A figure of a magician appearing from the mists is prominent; he is a fearsome figure, who can summon goods that the Innu want, and exchanges them, seeking the blood of children. The Innu trick him and give him salmon or beaver, traditional food sources, instead. He is able to turn into a bear, or into mist. He also catches men with an iron mesh, imprisoning them and making them serve him. They have metal spears and are impervious to physical attacks, though fall easily to shamans. In one story, the Innu kill the magician, but his death inflicts a terrible curse on them, making them die in large numbers until they sacrifice a sanctified deer to the bear spirit.
Comparison with the Chukchi invites the idea that the magicians are in fact merchants from the sea, guarded by armoured men. Archeology suggests the Innu were in fact nomads and stayed away from the coast at the time of the 17th c. settlement. The first contacts were the Haudenosee of the Rapids, and the settled Creogh of the Ceabaich region. The Innu were brought into the fur trade, and the coast, in already well-attested historic times. So either these myths are very recent, or perhaps they imply a movement away from the coast and then back if indeed the Innu are the same people as the Bjarnlings. The Innu have also a legend that deals with the coming of their people into their land which is widely assumed to refer to the pan-Algonkjin expansion into the area of Hvalhofursland; but perhaps it also refers to their migrations away and then back to the coast.

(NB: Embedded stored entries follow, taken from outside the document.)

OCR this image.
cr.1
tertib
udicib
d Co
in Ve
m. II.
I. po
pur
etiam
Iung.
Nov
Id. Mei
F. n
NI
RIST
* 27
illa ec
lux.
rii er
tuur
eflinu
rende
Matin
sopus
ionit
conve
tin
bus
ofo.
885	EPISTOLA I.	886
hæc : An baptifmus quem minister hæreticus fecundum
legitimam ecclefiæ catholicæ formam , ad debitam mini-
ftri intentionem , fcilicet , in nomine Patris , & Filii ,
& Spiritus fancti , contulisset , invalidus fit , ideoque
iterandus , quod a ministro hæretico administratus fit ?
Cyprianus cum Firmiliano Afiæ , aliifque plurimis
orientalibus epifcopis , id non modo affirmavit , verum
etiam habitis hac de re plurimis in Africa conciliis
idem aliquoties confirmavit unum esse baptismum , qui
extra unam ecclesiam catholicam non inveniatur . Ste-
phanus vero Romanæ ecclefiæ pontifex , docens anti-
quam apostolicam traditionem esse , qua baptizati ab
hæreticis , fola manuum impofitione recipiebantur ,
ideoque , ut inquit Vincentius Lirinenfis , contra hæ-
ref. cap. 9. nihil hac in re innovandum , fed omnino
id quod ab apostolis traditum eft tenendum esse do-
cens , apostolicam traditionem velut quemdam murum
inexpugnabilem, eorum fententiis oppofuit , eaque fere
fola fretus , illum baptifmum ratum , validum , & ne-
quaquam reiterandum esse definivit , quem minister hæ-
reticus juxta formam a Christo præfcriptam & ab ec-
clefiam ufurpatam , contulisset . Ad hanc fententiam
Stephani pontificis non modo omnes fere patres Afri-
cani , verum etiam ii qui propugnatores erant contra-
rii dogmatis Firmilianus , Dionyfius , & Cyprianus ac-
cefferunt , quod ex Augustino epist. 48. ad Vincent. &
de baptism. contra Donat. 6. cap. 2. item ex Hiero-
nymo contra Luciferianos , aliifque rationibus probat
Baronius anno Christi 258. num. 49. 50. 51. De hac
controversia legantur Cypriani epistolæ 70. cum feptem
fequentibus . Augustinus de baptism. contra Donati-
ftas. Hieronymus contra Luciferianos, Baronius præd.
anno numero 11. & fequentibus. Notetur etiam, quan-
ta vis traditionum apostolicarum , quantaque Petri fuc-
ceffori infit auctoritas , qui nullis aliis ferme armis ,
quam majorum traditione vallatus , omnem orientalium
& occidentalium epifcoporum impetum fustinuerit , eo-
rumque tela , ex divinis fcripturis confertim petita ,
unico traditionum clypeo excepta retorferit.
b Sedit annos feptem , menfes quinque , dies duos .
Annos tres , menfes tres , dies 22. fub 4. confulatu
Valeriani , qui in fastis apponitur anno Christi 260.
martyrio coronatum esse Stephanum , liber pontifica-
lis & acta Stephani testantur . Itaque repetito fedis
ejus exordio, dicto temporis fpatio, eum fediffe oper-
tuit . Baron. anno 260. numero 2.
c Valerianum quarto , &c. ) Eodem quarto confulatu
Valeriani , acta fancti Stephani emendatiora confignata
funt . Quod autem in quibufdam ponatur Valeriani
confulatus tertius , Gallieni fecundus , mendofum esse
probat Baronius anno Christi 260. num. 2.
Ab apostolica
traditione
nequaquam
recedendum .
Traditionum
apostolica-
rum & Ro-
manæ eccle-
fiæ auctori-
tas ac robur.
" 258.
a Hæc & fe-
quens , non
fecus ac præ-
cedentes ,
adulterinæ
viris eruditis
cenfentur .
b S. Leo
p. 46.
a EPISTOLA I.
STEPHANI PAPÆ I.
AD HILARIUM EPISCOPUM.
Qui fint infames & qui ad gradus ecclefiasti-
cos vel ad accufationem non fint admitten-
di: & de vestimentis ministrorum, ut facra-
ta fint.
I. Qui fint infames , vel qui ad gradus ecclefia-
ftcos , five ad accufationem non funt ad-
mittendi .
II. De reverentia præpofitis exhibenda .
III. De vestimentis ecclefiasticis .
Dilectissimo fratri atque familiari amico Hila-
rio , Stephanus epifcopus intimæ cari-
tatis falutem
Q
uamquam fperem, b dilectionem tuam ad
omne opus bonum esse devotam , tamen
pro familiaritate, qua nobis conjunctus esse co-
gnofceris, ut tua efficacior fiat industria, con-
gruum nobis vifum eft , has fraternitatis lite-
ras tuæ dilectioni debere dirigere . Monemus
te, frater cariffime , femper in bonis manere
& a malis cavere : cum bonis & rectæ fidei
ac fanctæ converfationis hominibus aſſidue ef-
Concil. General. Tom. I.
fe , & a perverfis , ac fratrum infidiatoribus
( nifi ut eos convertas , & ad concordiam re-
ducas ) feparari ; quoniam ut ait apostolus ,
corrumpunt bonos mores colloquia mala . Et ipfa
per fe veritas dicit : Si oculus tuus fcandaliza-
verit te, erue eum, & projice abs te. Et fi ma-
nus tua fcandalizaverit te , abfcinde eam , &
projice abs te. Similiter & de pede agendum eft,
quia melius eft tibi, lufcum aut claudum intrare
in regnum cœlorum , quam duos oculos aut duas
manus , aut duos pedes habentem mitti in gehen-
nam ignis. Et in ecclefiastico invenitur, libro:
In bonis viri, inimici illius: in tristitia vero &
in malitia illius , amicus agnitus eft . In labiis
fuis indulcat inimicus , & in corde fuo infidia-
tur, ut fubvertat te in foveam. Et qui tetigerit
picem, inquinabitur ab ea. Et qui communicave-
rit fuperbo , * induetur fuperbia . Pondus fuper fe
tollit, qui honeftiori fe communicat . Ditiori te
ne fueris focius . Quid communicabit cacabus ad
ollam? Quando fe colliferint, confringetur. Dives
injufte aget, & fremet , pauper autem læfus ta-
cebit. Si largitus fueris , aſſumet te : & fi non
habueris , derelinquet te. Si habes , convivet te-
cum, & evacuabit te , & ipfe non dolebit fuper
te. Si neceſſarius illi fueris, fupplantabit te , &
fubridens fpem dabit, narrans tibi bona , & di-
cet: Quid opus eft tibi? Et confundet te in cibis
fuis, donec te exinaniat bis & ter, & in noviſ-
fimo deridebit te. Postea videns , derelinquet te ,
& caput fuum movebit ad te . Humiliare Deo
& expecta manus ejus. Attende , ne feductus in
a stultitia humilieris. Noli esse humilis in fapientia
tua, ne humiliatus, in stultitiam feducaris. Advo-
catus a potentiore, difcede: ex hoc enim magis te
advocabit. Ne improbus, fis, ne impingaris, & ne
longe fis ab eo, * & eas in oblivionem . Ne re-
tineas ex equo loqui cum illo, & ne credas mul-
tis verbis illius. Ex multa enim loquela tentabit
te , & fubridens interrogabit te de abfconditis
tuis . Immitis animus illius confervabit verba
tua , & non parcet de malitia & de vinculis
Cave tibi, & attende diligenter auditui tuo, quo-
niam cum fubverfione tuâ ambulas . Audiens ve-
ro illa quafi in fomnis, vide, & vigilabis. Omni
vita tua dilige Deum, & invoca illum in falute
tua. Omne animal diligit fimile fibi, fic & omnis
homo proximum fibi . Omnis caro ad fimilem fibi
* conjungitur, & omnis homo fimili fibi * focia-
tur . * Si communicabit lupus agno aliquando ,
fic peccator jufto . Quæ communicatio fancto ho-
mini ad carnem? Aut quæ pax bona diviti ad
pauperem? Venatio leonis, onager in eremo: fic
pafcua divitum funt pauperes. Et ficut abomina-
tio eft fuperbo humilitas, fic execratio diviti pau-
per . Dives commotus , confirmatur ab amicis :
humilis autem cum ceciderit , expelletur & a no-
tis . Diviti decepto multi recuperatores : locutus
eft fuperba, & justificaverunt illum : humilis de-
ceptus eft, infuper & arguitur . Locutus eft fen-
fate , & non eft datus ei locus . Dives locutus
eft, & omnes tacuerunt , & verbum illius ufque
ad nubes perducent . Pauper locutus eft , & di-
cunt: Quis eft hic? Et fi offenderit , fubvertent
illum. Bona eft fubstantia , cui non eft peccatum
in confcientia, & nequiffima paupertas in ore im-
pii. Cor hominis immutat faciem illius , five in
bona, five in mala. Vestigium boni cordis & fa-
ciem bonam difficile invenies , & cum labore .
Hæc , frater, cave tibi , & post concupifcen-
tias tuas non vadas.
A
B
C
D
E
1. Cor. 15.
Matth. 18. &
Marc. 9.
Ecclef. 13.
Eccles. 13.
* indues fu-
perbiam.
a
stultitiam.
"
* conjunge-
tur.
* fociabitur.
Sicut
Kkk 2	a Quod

The key, I believe, lies in the story of the curse; it is assumed that the Icelanders did not attempt settlements away from Vinland itself until the early 16th c., but one can pre-suppose trade on a semi-permanent basis. An anchor found off Notiskuan, likewise known as “Bear Hunting Grounds” in the Vinlandisk language, suggests that the island was one of the hallowed hunting grounds of the Bjarnlings – and thus, the Innu as well – where the Norse may have come in contact with the Skraelings. Chronicles tell of several waves of disease striking the colonies and Iceland, so perhaps if trade interactions were involved, the same disease struck the Bjarnlings, and the bands farthest away from the coast did best; or the survivors moved away and reverted to nomadism. It may be productive to examine the Hvalhofursland natives' genetic markers to find signs or resistance to European diseases to confirm this theory.
By contrast, the Gaspe Iroquois, a politically separate group of the central Haudenausje alliance, have no stories about any foreign magicians, nor indeed of a death-curse. They also are recognized as different from the expected Skraeling peoples by the Bretons writing in the 16th c. The Iroquois warlike practices and active assimilation of conquered or tributary peoples are well-known. The stories of the southern coast add up to a different picture from that of the North Coast; the people replacing the Suderlings in the Gaspe peninsula are in fact wholly different from the Skraelings the Norse may have met. If I may offer speculation, the Suderlings, ravaged by disease like the Innu were, fell away from the coasts, and into the lands occupied by the proto-Iroquois, where their story ends.